October 18, 2007 – At its annual award banquet, SEMI has named winners of two awards: one for achievements in the North American industry, and the other for a lifetime of technical innovation.

C. Grant Willson, Prof. at the U. of Texas/Austin’s College of Natural Sciences, is the recipient of the 2007 SEMI North America award, honoring his work as coinventor of the chemically activated resists starting at IBM in the late 1970s. He was “instrumental” in developing resists that relied on chemical amplification to increase sensitivity by a factor of 100 while maintaining required high resolutions, and offering very high contrast. (Editor’s Note: An article from C. Grant Willson, about step-and-flash imprint lithography for patterning interconnect dielectrics, appeared as the featured cover story in SST’s Sept. 2007 issue.)

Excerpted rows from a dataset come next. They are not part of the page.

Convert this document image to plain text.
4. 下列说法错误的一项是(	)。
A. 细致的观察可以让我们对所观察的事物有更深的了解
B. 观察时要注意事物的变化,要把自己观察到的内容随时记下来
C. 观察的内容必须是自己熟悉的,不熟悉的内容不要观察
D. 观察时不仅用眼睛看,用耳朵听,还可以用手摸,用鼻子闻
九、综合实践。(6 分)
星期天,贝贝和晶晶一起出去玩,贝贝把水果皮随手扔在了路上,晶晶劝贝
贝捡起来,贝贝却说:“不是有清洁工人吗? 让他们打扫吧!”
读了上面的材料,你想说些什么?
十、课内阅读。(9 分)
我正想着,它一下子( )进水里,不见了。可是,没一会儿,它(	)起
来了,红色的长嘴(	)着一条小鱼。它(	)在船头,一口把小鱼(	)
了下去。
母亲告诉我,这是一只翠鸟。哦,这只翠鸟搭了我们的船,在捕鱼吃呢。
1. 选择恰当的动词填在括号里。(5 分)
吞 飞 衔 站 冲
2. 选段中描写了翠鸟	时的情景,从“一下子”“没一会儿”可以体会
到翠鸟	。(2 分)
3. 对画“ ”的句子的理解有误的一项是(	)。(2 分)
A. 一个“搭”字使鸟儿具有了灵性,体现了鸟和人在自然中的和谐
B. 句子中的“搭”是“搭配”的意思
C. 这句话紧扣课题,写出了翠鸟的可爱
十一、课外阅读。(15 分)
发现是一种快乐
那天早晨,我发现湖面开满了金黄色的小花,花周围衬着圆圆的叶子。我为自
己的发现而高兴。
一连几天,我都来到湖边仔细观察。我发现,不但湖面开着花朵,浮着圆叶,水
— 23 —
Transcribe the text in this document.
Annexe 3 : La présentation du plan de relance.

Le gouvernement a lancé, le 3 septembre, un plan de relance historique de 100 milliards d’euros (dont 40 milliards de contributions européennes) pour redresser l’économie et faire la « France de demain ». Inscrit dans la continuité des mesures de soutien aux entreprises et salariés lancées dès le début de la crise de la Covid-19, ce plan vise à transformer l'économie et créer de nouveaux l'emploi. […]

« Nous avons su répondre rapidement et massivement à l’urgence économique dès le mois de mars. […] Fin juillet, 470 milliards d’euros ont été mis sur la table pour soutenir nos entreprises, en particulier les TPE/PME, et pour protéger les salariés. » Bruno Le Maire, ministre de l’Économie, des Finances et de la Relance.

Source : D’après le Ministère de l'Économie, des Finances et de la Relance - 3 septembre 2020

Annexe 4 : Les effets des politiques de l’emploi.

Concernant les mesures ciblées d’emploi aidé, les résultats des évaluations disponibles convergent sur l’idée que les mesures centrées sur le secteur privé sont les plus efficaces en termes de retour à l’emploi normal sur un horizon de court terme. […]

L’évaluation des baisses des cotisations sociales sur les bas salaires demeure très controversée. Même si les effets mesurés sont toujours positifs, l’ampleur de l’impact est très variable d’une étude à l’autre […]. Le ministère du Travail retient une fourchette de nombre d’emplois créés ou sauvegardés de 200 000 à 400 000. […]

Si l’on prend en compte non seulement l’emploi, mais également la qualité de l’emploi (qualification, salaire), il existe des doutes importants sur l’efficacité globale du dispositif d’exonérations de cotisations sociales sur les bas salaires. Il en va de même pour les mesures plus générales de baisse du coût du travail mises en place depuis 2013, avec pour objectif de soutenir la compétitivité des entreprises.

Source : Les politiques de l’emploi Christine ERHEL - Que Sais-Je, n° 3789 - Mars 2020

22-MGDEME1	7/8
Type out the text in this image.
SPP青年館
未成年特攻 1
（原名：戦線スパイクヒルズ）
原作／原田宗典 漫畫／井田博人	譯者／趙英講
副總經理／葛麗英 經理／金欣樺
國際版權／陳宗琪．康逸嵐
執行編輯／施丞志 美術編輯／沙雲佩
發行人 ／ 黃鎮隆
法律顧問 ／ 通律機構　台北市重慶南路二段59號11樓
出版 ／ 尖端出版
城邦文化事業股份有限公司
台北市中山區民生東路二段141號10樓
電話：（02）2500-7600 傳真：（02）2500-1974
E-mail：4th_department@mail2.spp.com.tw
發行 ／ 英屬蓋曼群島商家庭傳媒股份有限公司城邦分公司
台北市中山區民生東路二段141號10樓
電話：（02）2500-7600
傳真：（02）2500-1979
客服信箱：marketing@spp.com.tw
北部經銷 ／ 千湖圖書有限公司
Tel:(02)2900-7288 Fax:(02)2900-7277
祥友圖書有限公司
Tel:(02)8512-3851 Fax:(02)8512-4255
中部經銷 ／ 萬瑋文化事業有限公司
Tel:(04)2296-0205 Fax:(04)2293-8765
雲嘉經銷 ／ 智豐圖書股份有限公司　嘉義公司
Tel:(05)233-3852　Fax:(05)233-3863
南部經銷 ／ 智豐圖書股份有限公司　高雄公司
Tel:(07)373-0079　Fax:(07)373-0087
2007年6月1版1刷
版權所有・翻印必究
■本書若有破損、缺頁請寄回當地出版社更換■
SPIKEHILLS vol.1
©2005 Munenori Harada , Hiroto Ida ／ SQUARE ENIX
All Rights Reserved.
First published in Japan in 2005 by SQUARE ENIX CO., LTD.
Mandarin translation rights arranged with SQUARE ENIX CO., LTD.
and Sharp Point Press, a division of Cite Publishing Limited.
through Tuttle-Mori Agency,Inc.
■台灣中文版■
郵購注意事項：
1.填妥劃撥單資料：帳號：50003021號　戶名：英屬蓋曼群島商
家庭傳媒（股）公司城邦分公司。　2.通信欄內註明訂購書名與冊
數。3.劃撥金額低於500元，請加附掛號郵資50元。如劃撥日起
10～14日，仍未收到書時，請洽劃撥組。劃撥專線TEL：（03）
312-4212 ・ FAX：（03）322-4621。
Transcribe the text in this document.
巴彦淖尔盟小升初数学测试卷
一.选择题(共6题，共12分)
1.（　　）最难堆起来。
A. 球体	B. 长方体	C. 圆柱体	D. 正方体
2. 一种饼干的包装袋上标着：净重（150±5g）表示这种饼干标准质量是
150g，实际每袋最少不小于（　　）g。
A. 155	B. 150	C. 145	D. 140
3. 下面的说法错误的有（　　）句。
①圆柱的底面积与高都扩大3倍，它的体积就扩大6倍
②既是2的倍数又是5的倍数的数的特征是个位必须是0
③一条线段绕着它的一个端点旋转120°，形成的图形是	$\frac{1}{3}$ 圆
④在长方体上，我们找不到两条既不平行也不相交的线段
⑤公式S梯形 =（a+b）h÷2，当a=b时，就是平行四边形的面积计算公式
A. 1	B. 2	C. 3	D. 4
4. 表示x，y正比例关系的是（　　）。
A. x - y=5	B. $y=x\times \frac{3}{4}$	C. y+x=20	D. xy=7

SEMI’s Lifetime Achievement Award, the group’s highest honor, goes to Bernie Meyerson who led IBM’s development of silicon, germanium, and other technologies in the 1980s, then other development organizations within IBM for communications and semiconductors. He was appointed as an IBM Fellow in 1992, became CTO of IBM’s Technology Group in 2001, became head of IBM’s Semiconductor Research and Development Center in 2003, and appointed VP of strategic alliances and CTO of IBM’s System and Technology Group in 2005.

(Editor’s Note: Meyerson was a keynote speaker at The ConFab in 2006, proclaiming that semiconductor industry needs to usher in a new era of “collaborative innovation” to push beyond the limits of classical scaling.)